The final section 965 regulations (the “Final Regulations”), updated by the IRS and Treasury on Jan. 24, 2019, and published in the Federal Register on Feb. 5, 2019, provide that if an acceleration event or a triggering event occurred on or before Feb. 5, 2019, then a transfer agreement must be filed by March 7, 2019 in order to be considered timely filed. Failure to timely file such agreement could accelerate payment of any outstanding section 965 transition tax liability. The Final Regulations specify that section 9100 relief is not available if a transfer agreement is filed late.
Many types of transactions could cause acceleration of tax that a taxpayer elected to defer under the special provisions contained in sections 965(h) or 965(i). In particular, taxpayers who have restructured their organizations in light of the Tax Cuts and Jobs Act should examine closely whether transactions that occurred prior to Feb. 5, 2019 inadvertently resulted in a termination of their election to defer payment of the transition tax. These regulations make clear that such deferral may be reinstated only if a valid transfer agreement is filed by March 7, 2019. However, it is important to note that the timely filing of a transfer agreement is not a guarantee that a taxpayer’s deferral will be reinstated.
The transition tax
For most taxpayers, section 965 was applicable in the 2017 tax year. In general, section 965 levies a mandatory one-time transition tax on the untaxed post-1986 foreign earnings of certain foreign corporations owned by a U.S. shareholder. Foreign earnings considered held in the form of cash and cash equivalents are taxed at a 15.5 percent rate, and the remaining earnings are taxed at an eight percent rate. Taxpayers may make an election under section 965(h) to pay the transition tax in installments over a term of eight years with no interest. Additionally, a shareholder of an S corporation can make an election under section 965(i) to defer payment of the transition tax indefinitely. However, certain so-called “acceleration” events (with respect to a section 965(h) election) and “triggering” events (with respect a section 965(i) election) may result in the taxpayer’s transition tax liability becoming due immediately.

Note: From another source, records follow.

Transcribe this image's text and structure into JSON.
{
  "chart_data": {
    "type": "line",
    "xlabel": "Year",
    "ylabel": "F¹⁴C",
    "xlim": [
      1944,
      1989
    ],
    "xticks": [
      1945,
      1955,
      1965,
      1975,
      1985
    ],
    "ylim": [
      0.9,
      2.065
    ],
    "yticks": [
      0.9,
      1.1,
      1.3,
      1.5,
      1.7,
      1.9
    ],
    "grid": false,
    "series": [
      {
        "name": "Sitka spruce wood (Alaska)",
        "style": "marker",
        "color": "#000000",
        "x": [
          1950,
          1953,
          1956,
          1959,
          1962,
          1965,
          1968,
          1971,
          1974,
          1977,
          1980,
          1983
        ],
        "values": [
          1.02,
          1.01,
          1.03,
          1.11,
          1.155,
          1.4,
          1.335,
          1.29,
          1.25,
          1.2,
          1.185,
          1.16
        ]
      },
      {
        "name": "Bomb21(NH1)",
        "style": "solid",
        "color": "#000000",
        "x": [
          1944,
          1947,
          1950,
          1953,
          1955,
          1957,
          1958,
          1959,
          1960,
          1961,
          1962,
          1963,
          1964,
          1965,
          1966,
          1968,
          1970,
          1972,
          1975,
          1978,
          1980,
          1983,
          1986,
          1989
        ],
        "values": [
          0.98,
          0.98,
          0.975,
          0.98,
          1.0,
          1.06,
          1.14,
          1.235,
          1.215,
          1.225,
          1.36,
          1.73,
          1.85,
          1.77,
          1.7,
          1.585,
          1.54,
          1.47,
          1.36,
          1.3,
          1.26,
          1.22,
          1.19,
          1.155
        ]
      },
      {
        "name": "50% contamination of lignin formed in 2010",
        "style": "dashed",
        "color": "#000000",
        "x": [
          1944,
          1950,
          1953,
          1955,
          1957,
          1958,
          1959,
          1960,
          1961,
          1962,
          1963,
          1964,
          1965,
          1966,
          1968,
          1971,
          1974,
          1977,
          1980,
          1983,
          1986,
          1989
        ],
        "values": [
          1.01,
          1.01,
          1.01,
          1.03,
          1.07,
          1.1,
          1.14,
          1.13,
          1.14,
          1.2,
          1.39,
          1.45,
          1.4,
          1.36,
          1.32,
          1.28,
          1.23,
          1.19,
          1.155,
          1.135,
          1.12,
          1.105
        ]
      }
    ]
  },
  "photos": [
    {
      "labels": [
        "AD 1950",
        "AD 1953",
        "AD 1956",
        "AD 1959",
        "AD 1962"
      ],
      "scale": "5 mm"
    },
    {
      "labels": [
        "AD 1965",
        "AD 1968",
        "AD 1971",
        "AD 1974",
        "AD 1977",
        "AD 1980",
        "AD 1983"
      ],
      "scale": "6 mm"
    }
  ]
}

Triggering or accelerating payment of deferred transition tax
Under the Final Regulations, an acceleration event or triggering event includes, among other things, a “liquidation, sale, exchange, or other disposition of substantially all of the assets” of the electing taxpayer. The preamble to the Final Regulations indicates that even an exchange or disposition of substantially all of the assets resulting from a downstream tax-free reorganization, “F” reorganization, or a transaction described in section 351 or 721 may constitute a disposition of substantially all of the taxpayer’s assets. For example, a U.S. corporation that transfers shares to another corporation in an otherwise tax-free reorganization generally will accelerate the amount of any deferred transition tax unless the U.S. corporation files a transfer agreement with the IRS within 30 days of the transfer. If that transfer occurred on or before Feb. 5, 2019, the agreement must be filed by March 7, 2019.
However, the rules for shareholders of S Corporations are potentially more treacherous. For example, assume a U.S. individual taxpayer owns 100 percent of an S corporation that, in turn, owns 100 percent of a foreign corporation as its sole asset. In 2017, U.S. individual had a transition tax liability pursuant to section 965 and made an election under section 965(i) to defer payment of this tax indefinitely. In 2018 or 2019, to take advantage of the lower 21 percent corporate tax rate or to mitigate the impact of the global intangible low-taxed income (GILTI) rules, U.S. individual instructs the S corporation to contribute all of its shares in the foreign corporation to a newly formed U.S. C corporation (owned 100 percent by the S corporation). Although the U.S. individual and the S corporation continue to own 100 percent of the foreign corporation indirectly, the contribution transaction may nonetheless constitute a triggering event, resulting in an acceleration of the due date of any outstanding deferred section 965 liability. Unfortunately, under the Final Regulations, this S corporation shareholder may not file a transfer agreement to maintain his or her Section 965(i) election under this particular set of facts, but may be able to if another triggering event occurs.
However, the shareholder may be able to make an election under Section 965(h), which would allow the taxpayer to pay the transition tax over the eight year period described above, provided the taxpayer files the election (by filing a transfer agreement) within 30 days of the transfer of the shares (here the transfer of all of the S corporation’s assets). If the triggering event is other than a disposition of the assets of the S Corporation, then the shareholder may be able to file his or her Section 965(h) election by the extended tax return due date for the year in which the triggering event occurs.
Since many events can result in inadvertent termination of a taxpayer’s election to defer payment of their section 965 liability, taxpayers who have made such an election should work closely with their advisors to determine whether their activities have resulted in an acceleration or triggering event. Even if the acceleration or triggering event is one for which relief is available, the Final Regulations set forth many additional requirements as to the form and substance of the transfer agreement that taxpayers should carefully review to ensure they preserve their deferral of the transition tax, if at all possible.